Celui qu’ils jugeaient en ces termes était monsieur Rodolphe Jaulet, le petit locataire du quatrième, comme ils disaient en abrégeant, car plutôt il était en pension chez les Mujol, locataires du quatrième à gauche, lesquels, vu la difficulté des temps, avaient pris un pensionnaire depuis l’armistice; mais monsieur Rodolphe Jaulet n’était chez eux que depuis trois mois.
Cependant, presque sur les talons de monsieur Jaulet, Mousseline rentra. A point nommé: la mère Trébuc emplissait de potage son assiette, la dernière.
—A table, Moumousse.
Et ce fut un repas du soir pareil au repas de tous les soirs, modeste, plus riche en légumes qu’en viande, avec du pain à la livre dont Mousseline mangeait peu, avec du vin rouge pour le père Trébuc, de l’eau rougie pour la mère, et de l’eau pure pour la fille. Mousseline contait les événements de sa journée, le père Trébuc les siens. Parfois, la mère Trébuc intervenait, mais la conversation appartenait surtout au père et à la fille. La mère les servait. C’était ce que la plus vieille tradition littéraire appelle un repas familial.
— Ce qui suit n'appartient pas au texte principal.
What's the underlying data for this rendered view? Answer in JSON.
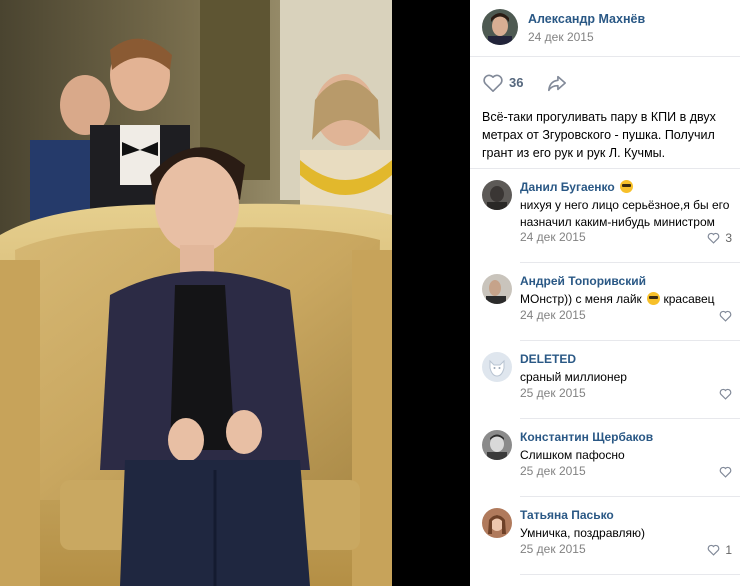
{
  "post": {
    "author_name": "Александр Махнёв",
    "date": "24 дек 2015",
    "likes": "36",
    "caption": "Всё-таки прогуливать пару в КПИ в двух метрах от Згуровского - пушка. Получил грант из его рук и рук Л. Кучмы."
  },
  "comments": [
    {
      "name": "Данил Бугаенко",
      "text": "нихуя у него лицо серьёзное,я бы его назначил каким-нибудь министром",
      "date": "24 дек 2015",
      "likes": "3"
    },
    {
      "name": "Андрей Топоривский",
      "text": "МОнстр)) с меня лайк",
      "text_after": "красавец",
      "date": "24 дек 2015",
      "likes": ""
    },
    {
      "name": "DELETED",
      "text": "сраный миллионер",
      "date": "25 дек 2015",
      "likes": ""
    },
    {
      "name": "Константин Щербаков",
      "text": "Слишком пафосно",
      "date": "25 дек 2015",
      "likes": ""
    },
    {
      "name": "Татьяна Пасько",
      "text": "Умничка, поздравляю)",
      "date": "25 дек 2015",
      "likes": "1"
    }
  ],
  "colors": {
    "link": "#2a5885",
    "muted": "#828282",
    "divider": "#e7e8ec",
    "icon": "#828a99"
  },
  "icons": [
    "heart-icon",
    "share-arrow-icon",
    "sunglasses-emoji-icon",
    "smirk-emoji-icon"
  ]
}
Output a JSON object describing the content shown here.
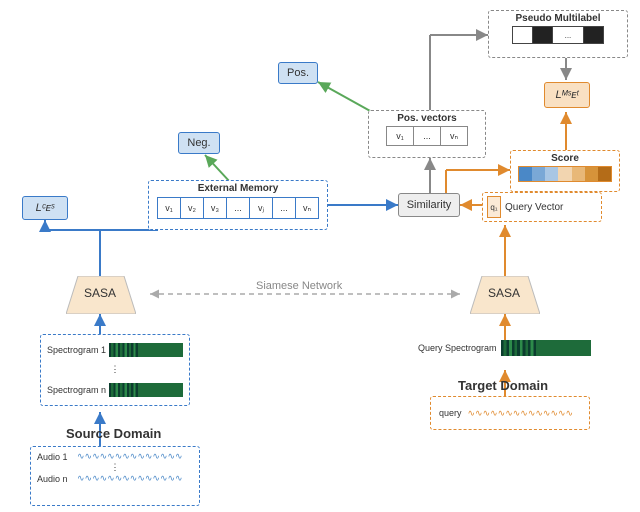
{
  "losses": {
    "l_ce_s": "Lᶜᴇˢ",
    "l_mse_t": "Lᴹˢᴇᵗ"
  },
  "blocks": {
    "external_memory": {
      "title": "External Memory",
      "cells": [
        "v₁",
        "v₂",
        "v₃",
        "...",
        "vⱼ",
        "...",
        "vₙ"
      ]
    },
    "neg": "Neg.",
    "pos": "Pos.",
    "sasa": "SASA",
    "siamese": "Siamese Network",
    "similarity": "Similarity",
    "pos_vectors": {
      "title": "Pos. vectors",
      "cells": [
        "v₁",
        "...",
        "vₙ"
      ]
    },
    "pseudo_multilabel": {
      "title": "Pseudo Multilabel",
      "ellipsis": "..."
    },
    "score": {
      "title": "Score"
    },
    "query_vector": {
      "title": "Query Vector",
      "cell": "q₁"
    }
  },
  "source": {
    "title": "Source Domain",
    "spectrograms": [
      "Spectrogram 1",
      "Spectrogram n"
    ],
    "audios": [
      "Audio 1",
      "Audio n"
    ]
  },
  "target": {
    "title": "Target Domain",
    "spectrogram_label": "Query Spectrogram",
    "audio_label": "query"
  }
}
Et ce fut ensuite la soirée ordinaire, sans visiteur toutefois, une soirée familiale. La mère Trébuc lavait la vaisselle, Mousseline n’ayant que le droit de desservir, de plier les serviettes et la nappe, qui était à carreaux bleus et blancs, et de remettre sur la table le tapis que madame Loissel leur avait donné avant la guerre. Le père Trébuc allumait sa pipe, étalait son Journal sur la table, lisait, s’interrompait pour lire à haute voix ou pour commenter un article intéressant. Mousseline, en face de lui, lisait aussi, mais un livre, de la bibliothèque municipale, ou bien elle cousait. Au dessus d’eux, le gaz sifflait dans le manchon.
Ainsi jusqu’à neuf heures. Alors Mousseline se levait, rangeait son ouvrage ou son livre, embrassait son père et sa mère, leur souhaitait une bonne nuit, allumait une lampe à pétrole, la prenait, et montait se coucher, au sixième.
—Bonsoir, la Fille, répétait le père Trébuc, qui allait fermer la porte de la rue.